BenchmarkHTTPClient/Info()-8         	    6067	   2438072 ns/op	   15908 B/op	     120 allocs/op
...
BenchmarkFastHTTPClient/Info()-8     	   14690	    811282 ns/op	    2325 B/op	      27 allocs/op

http 标准库的性能在慢慢提高,但是仍然与 fasthttp 有着不小的差距。

七、检测仪

此示例演示了如何检测 es 客户端。

1 OpenCensus

使用 ochttp.Transport自动检测客户端调用,并将有关信息打印到终端。

package main

import (
	"github.com/elastic/go-elasticsearch/v8"
	"github.com/fatih/color"

	"go.opencensus.io/plugin/ochttp"
	"go.opencensus.io/stats/view"
	"go.opencensus.io/tag"
	"go.opencensus.io/trace"
	"golang.org/x/crypto/ssh/terminal"
)

const count = 100

var (
	tWidth, _, _ = terminal.GetSize(int(os.Stdout.Fd()))
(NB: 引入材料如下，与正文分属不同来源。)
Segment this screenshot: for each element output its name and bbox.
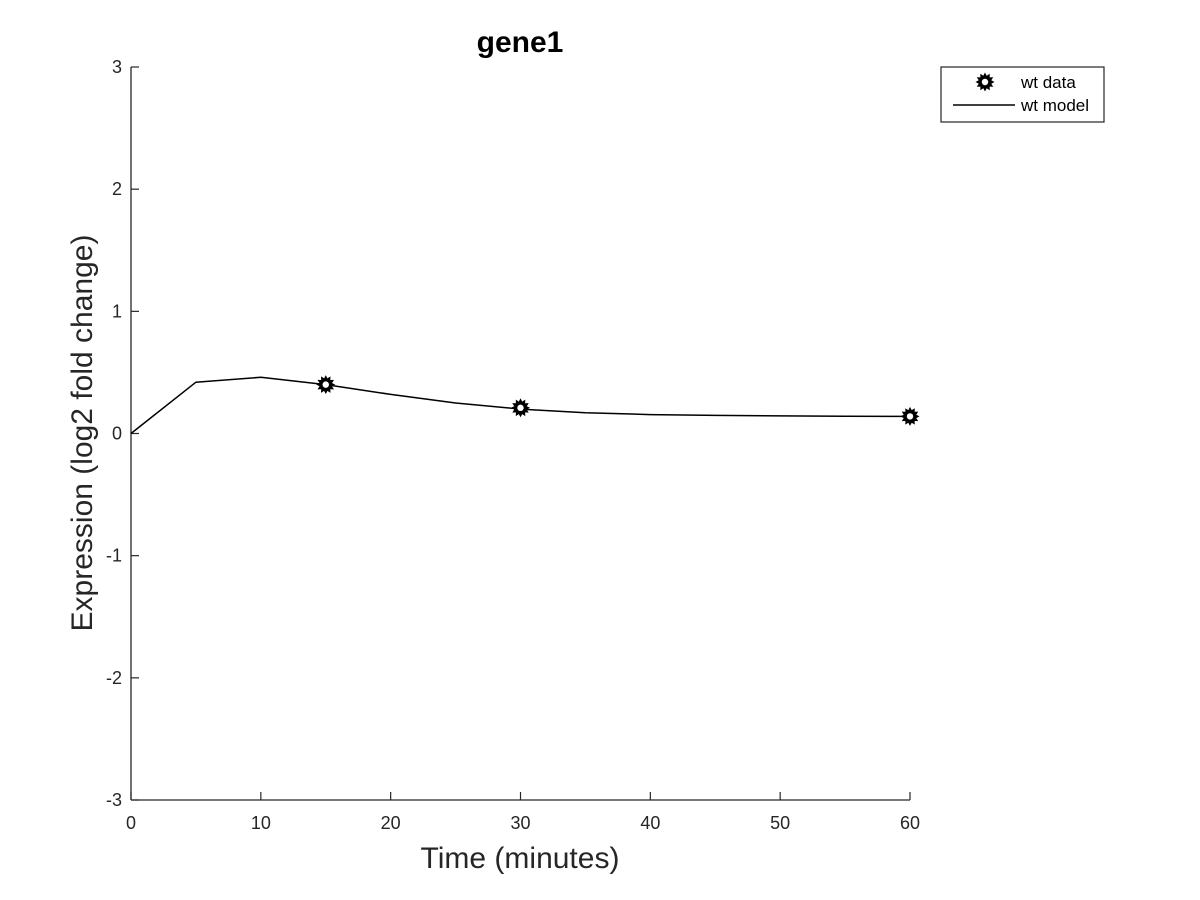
x-ticks: 0 10 20 30 40 50 60 [126,792,920,833]
data-point-marker [900,406,920,426]
x-tick-label: 20 [381,813,401,833]
y-tick-label: 2 [112,179,122,199]
y-tick-label: -1 [106,546,122,566]
plot-area [130,375,920,435]
data-point-marker-center [906,413,914,420]
data-point-marker [316,375,336,395]
y-tick-label: 0 [112,424,122,444]
x-tick-label: 60 [900,813,920,833]
data-point-marker-center [517,404,524,412]
series-markers-wt-data [316,375,920,426]
x-tick-label: 50 [770,813,790,833]
y-tick-label: 3 [112,57,122,77]
legend-label-wt-model: wt model [1020,96,1089,115]
x-axis-label: Time (minutes) [421,842,620,875]
x-tick-label: 40 [640,813,660,833]
y-ticks: -3 -2 -1 0 1 2 3 [106,57,139,810]
x-tick-label: 10 [251,813,271,833]
legend-marker-icon [975,72,995,92]
legend: wt data wt model [940,66,1105,123]
y-tick-label: 1 [112,301,122,321]
legend-marker-icon-center [981,78,989,86]
x-tick-label: 30 [510,813,530,833]
legend-label-wt-data: wt data [1020,73,1076,92]
legend-box [940,66,1105,123]
chart-title: gene1 [477,26,564,59]
x-tick-label: 0 [126,813,136,833]
y-tick-label: -2 [106,668,122,688]
y-axis-label: Expression (log2 fold change) [66,235,99,632]
y-tick-label: -3 [106,790,122,810]
data-point-marker-center [322,381,329,388]
data-point-marker [511,398,530,418]
legend-marker-wt-data [975,72,995,92]
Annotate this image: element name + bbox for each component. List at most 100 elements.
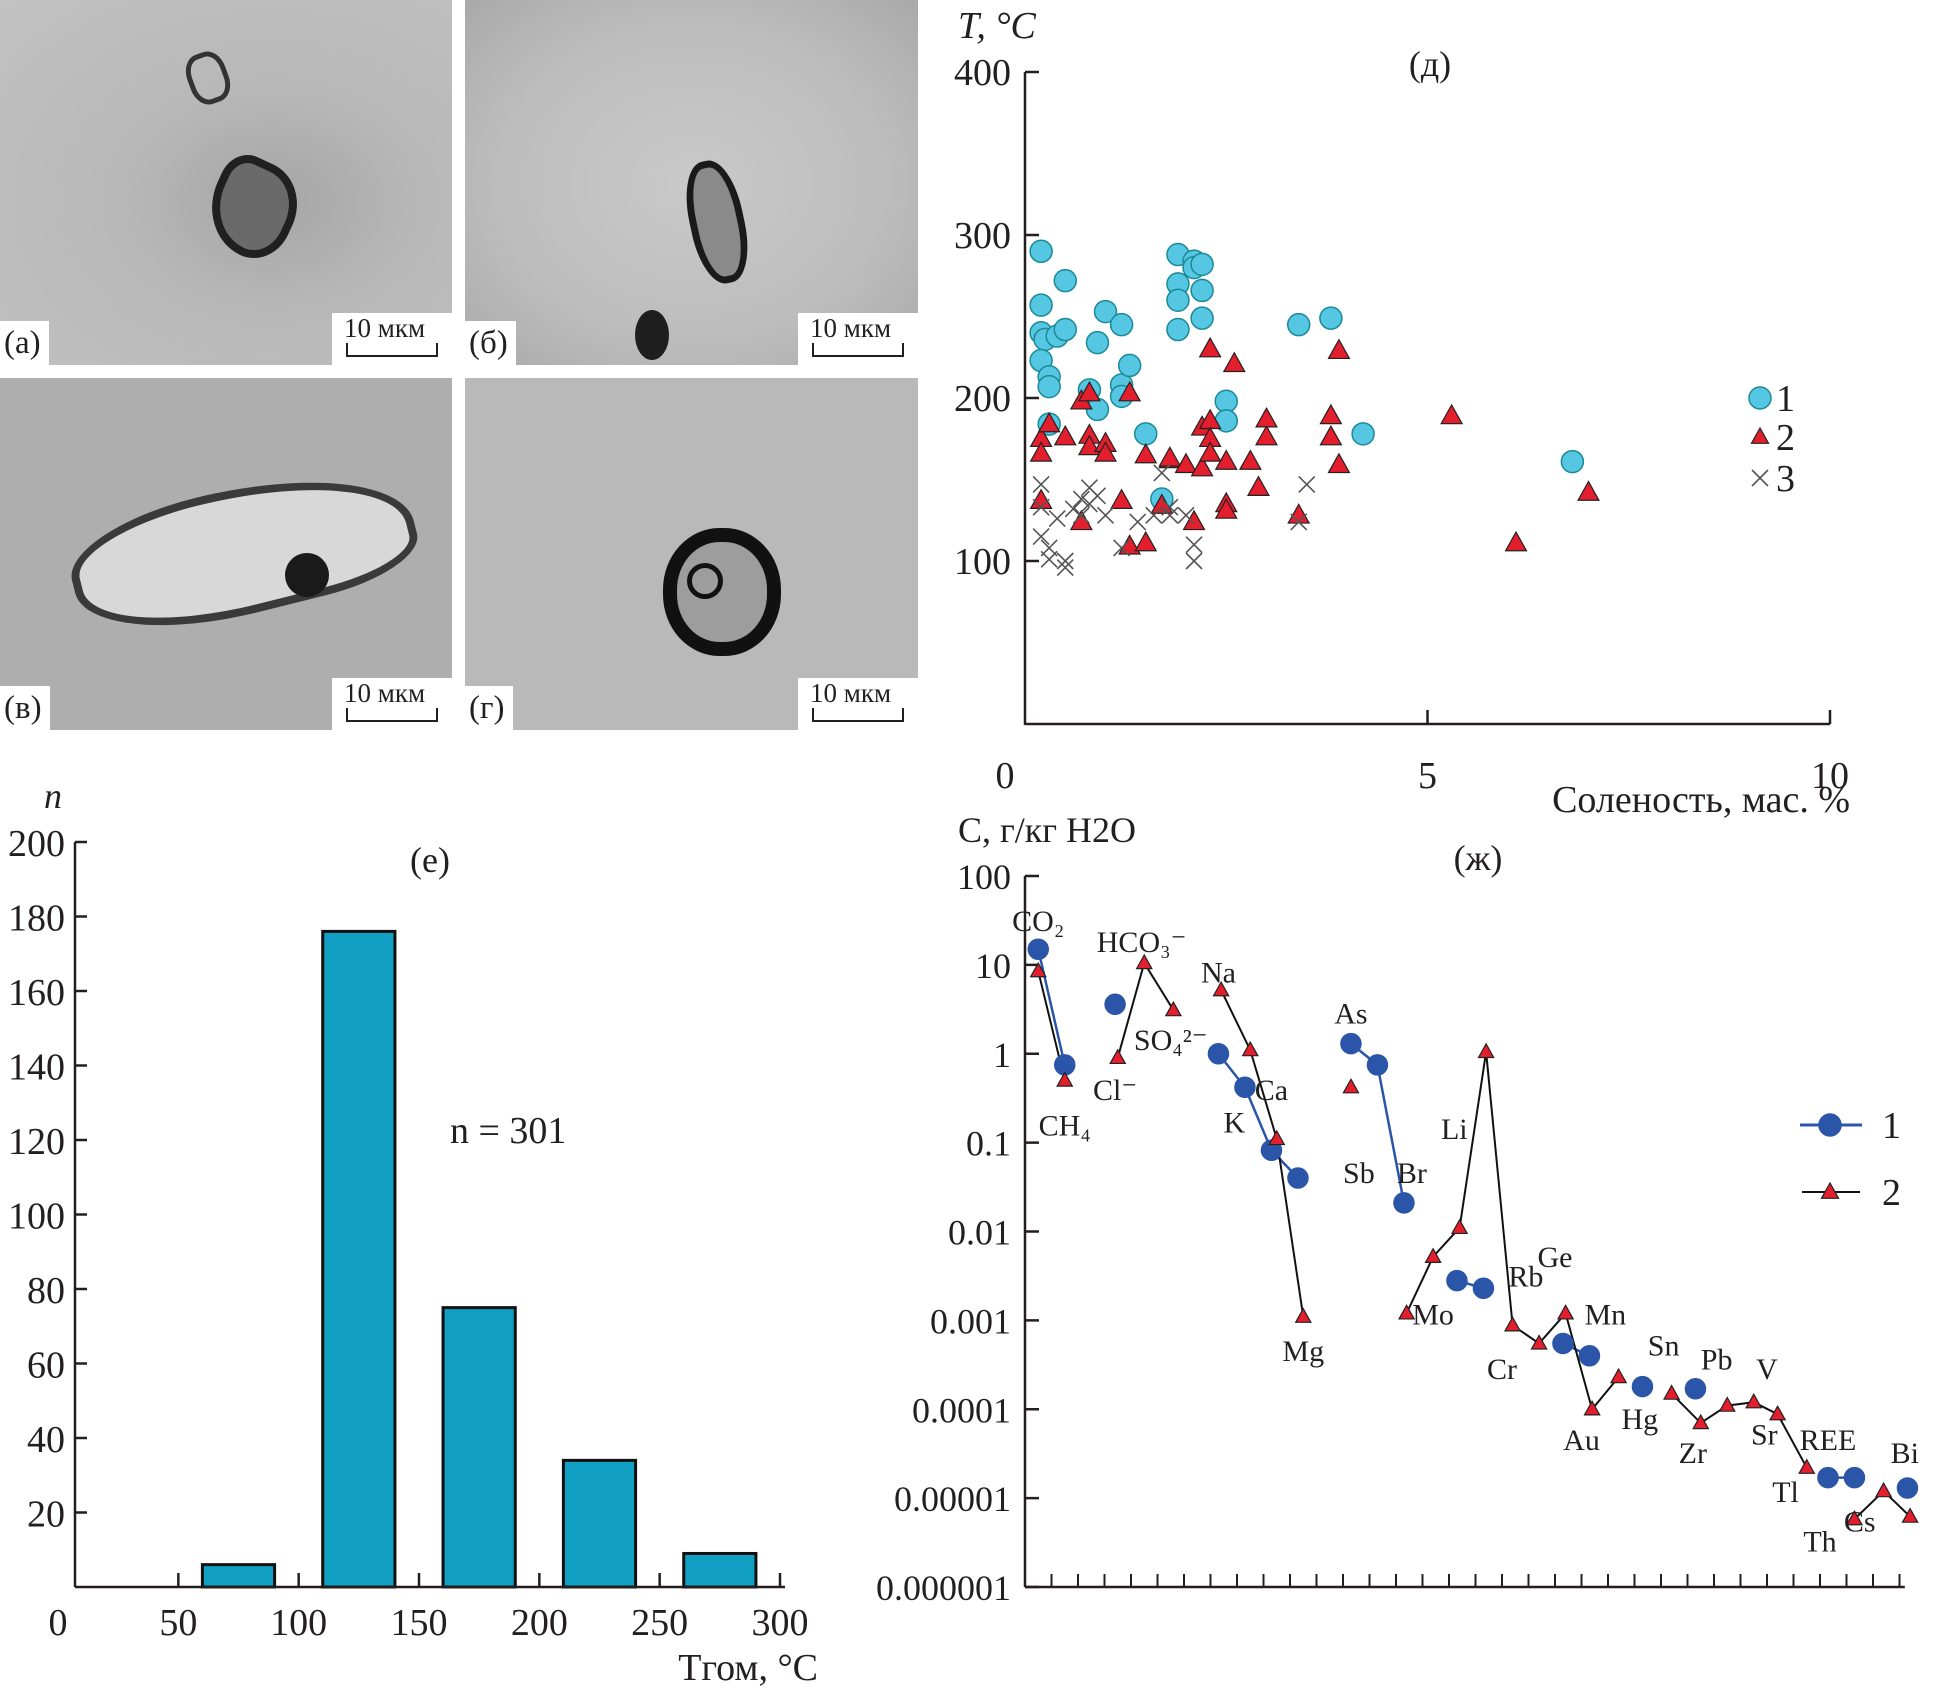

	faint   = color.New(color.Faint)
	bold    = color.New(color.Bold)
	boldRed = color.New(color.FgRed).Add(color.Bold)

	tagMethod, _ = tag.NewKey("method")
)

func init() {
	if tWidth < 0 {
		tWidth = 0
	}
}

// ConsoleExporter 将状态和追踪轨迹打印到终端
type ConsoleExporter struct{}

// ExportView 打印状态
func (e *ConsoleExporter) ExportView(vd *view.Data) {
	fmt.Println(strings.Repeat("─", tWidth))
	for _, row := range vd.Rows {
		faint.Print("█ ")
		fmt.Printf("%-17s ", strings.TrimPrefix(vd.View.Name, "opencensus.io/http/client/"))

		switch v := row.Data.(type) {
		case *view.DistributionData:
			bold.Printf("min=%-6.1f max=%-6.1f mean=%-6.1f", v.Min, v.Max, v.Mean)
		case *view.CountData:
			bold.Printf("count=%-3v", v.Value)
		case *view.SumData:
			bold.Printf("sum=%-3v", v.Value)
		case *view.LastValueData:
			bold.Printf("last=%-3v", v.Value)
		}
		faint.Print(" │ ")

		for _, tag := range row.Tags {
			faint.Printf("%-25s ", fmt.Sprintf("%v=%v", tag.Key.Name(), tag.Value))
		}
		fmt.Println()
	}
}

// ExportSpan 打印追踪轨迹
func (e *ConsoleExporter) ExportSpan(sd *trace.SpanData) {
	var c *color.Color
	if sd.Status.Code > 0 {
		c = color.New(color.FgRed)
	} else {
		c = color.New(color.FgGreen)
	}

	fmt.Println(strings.Repeat("─", tWidth))

	fmt.Printf(
		"░ %s %s %s\n",
		c.Sprint(sd.Status.Message),
		bold.Sprint(sd.Name),
		sd.EndTime.Sub(sd.StartTime).Round(time.Millisecond))

	faint.Printf("░ %x > %x\n", sd.SpanContext.TraceID[:], sd.SpanContext.SpanID[:])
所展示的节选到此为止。